Pontormo’s Dead Christ (about 1517-18), a powerful image of the lifeless Christ with his head thrown dramatically back, similarly allows us to witness the artist exploring his ideas. With a flurry of pencil strokes, Pontormo suggests an emaciated body with slender limbs and taut flesh. The unerased lines around the main drawing show that he changed his mind throughout this process, correcting the outlines of the figure with great speed and confidence. On the lower part of the sheet, we see a lightly sketched study of a woman standing in profile, over whom Pontormo drew the figure of Christ.

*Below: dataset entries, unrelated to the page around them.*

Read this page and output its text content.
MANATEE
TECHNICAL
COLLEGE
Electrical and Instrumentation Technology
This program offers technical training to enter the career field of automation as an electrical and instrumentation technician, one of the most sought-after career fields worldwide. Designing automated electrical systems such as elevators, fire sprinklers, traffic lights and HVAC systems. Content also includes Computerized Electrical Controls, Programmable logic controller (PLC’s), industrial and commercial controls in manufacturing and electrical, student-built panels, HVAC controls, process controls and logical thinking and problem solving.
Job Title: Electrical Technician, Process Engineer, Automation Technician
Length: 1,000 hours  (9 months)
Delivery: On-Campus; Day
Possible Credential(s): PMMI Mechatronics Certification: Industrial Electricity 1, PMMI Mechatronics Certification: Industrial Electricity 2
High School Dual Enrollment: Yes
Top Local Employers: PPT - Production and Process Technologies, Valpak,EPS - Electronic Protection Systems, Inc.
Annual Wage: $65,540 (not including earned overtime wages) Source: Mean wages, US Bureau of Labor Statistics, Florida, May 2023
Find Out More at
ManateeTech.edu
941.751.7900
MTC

Another Italian artist, Annibale Carracci changes his subject and composition multiple times in the drawing Three Studies of Heads (about 1585). “He first drew a study of Saint John the Evangelist holding a lamb placed sideways from the left center,” explains Stephanie Schrader, the exhibition’s curator. “The bearded man wearing a hat and the youth with his head cupped in his hands were most likely his next additions. At the bottom, the artist inserted a third figure, whose hat covers his sketchy eyes. These three studies are among the most striking portraits by Annibale, who carefully observed and depicted the world around him.”
Drawing: The Art of Change will be on view October 4, 2016-January 1, 2017, at the J. Paul Getty Museum, Getty Center. The exhibition is curated by Stephanie Schrader, curator in the Museum’s Department of Drawings. Programs related to the exhibition include a regional celebration of the art of drawing that is a part of Big Draw LA. This event will take place on Saturday, October 8, 2016. Additional related programming information can be found at getty.edu/360.